Pour conclure, même si certains de ces effets liés à la chimie locale ont déjà été étudiés et sont connus, ils restent encore partiellement incompris et méritent d’être analysés.

 

Objectifs

Cette opération transverse concerne l’analyse de l’influence de la chimie locale sur les mécanismes physiques qui contrôlent le comportement mécanique à haute température dans différentes familles d’alliages métalliques : superalliages base Nickel, alliages d’aluminium, aluminiures de Titane (TiAl).

Il s’agit, en s’appuyant sur des techniques quantitatives avancées de MET dont dispose le CEMES et l’UMS Castaing (MET corrigés sonde pour les analyses chimiques par spectroscopies, MET in situ pour les mécanismes de déformation, MET avec correcteur d’aberration sphérique pour les analyses structurales), complétées le cas échéant par des expériences de diffraction de RX ou de neutrons, d’identifier et de quantifier les paramètres physiques pertinents qui sont influencés par la « chimie locale » et qui contrôlent les mécanismes élémentaires de déformation. Les effets des solutés seront étudiés, ceux-ci pouvant être directs (i.e effets de solution solide rencontrés dans les superalliages monocristallins et dans TiAl) ou indirects (i.e modification des énergies de défaut d’ordre et d’empilement qui contrôlent les mobilités des dislocations en lien avec la chimie de la matrice et/ou des précipités, rencontrés dans les superalliages polycristallins et les alliages d’aluminium).

L’objectif final de ce type d’étude est de participer au développement d’un modèle mécanique intégrant les variables internes de microstructure en lien avec la chimie locale qui sont pertinentes pour les propriétés mécaniques. Ce volet chimie-microstructure-propriétés constitue un aspect novateur dans ce domaine.

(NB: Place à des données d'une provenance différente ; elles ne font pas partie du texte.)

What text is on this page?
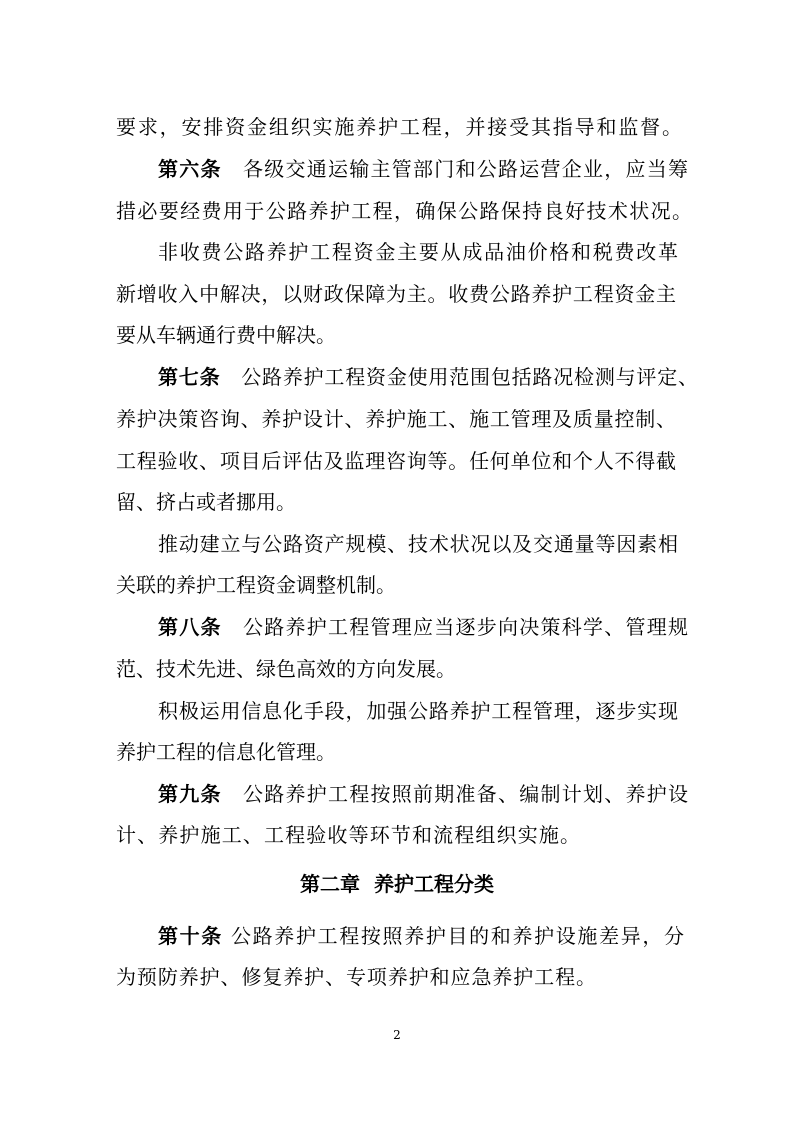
要求，安排资金组织实施养护工程，并接受其指导和监督。

第六条　 各级交通运输主管部门和公路运营企业，应当筹

措必要经费用于公路养护工程，确保公路保持良好技术状况。

非收费公路养护工程资金主要从成品油价格和税费改革

新增收入中解决，以财政保障为主。收费公路养护工程资金主

要从车辆通行费中解决。

第七条　 公路养护工程资金使用范围包括路况检测与评定、

养护决策咨询、养护设计、养护施工、施工管理及质量控制、

工程验收、项目后评估及监理咨询等。任何单位和个人不得截

留、挤占或者挪用。

推动建立与公路资产规模、技术状况以及交通量等因素相

关联的养护工程资金调整机制。

第八条　 公路养护工程管理应当逐步向决策科学、管理规

范、技术先进、绿色高效的方向发展。

积极运用信息化手段，加强公路养护工程管理，逐步实现

养护工程的信息化管理。

第九条　 公路养护工程按照前期准备、编制计划、养护设

计、养护施工、工程验收等环节和流程组织实施。

第二章  养护工程分类

第十条 公路养护工程按照养护目的和养护设施差异，分

为预防养护、修复养护、专项养护和应急养护工程。

2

Ce projet scientifique demeure une préoccupation fondamentale, en science des matériaux et en physique des propriétés mécaniques, qui intrigue la communauté scientifique sans toutefois avoir trouvé de réponse pertinente. Il s’articule autour de différentes thématiques scientifiques (mécanismes élémentaires de plasticité, stœchiométrie locale, interactions dislocation/éléments microstructuraux) et concerne différentes familles d’alliages.

Cette opération transverse mobilise ainsi une large communauté de chercheurs du CEMES issus de différents groupes de recherche.

 

Echéancier (2017-2018)

Ci-dessous une liste des objectifs à 2-3 ans (correspondant à des projets soumis et/ou thèse en cours) :

  • Caractérisation par spectroscopie EELS/EDX des compositions chimiques locales et mise en place de nouveaux protocoles/méthodologies d’analyse et analyses éventuelles par diffraction RX ou neutrons.
  • Identification des mécanismes de déformation en fonction de la teneur en soluté/état de précipitation
  • Etude des interactions dislocations-soluté/précipité.

 

Moyens nécessaires

  • Equipements de microscopie du CEMES et de l’UMS Castaing : MET corrigés sonde pour la spectroscopie (EELS, EDX), MET in situ pour les mécanismes de déformation, MET avec correcteur d’aberration sphérique pour les analyses structurales.
  • Service préparation du CEMES.
  • Le cas échéant : grands instruments pour diffraction synchrotron ou diffusion de neutrons, sonde atomique.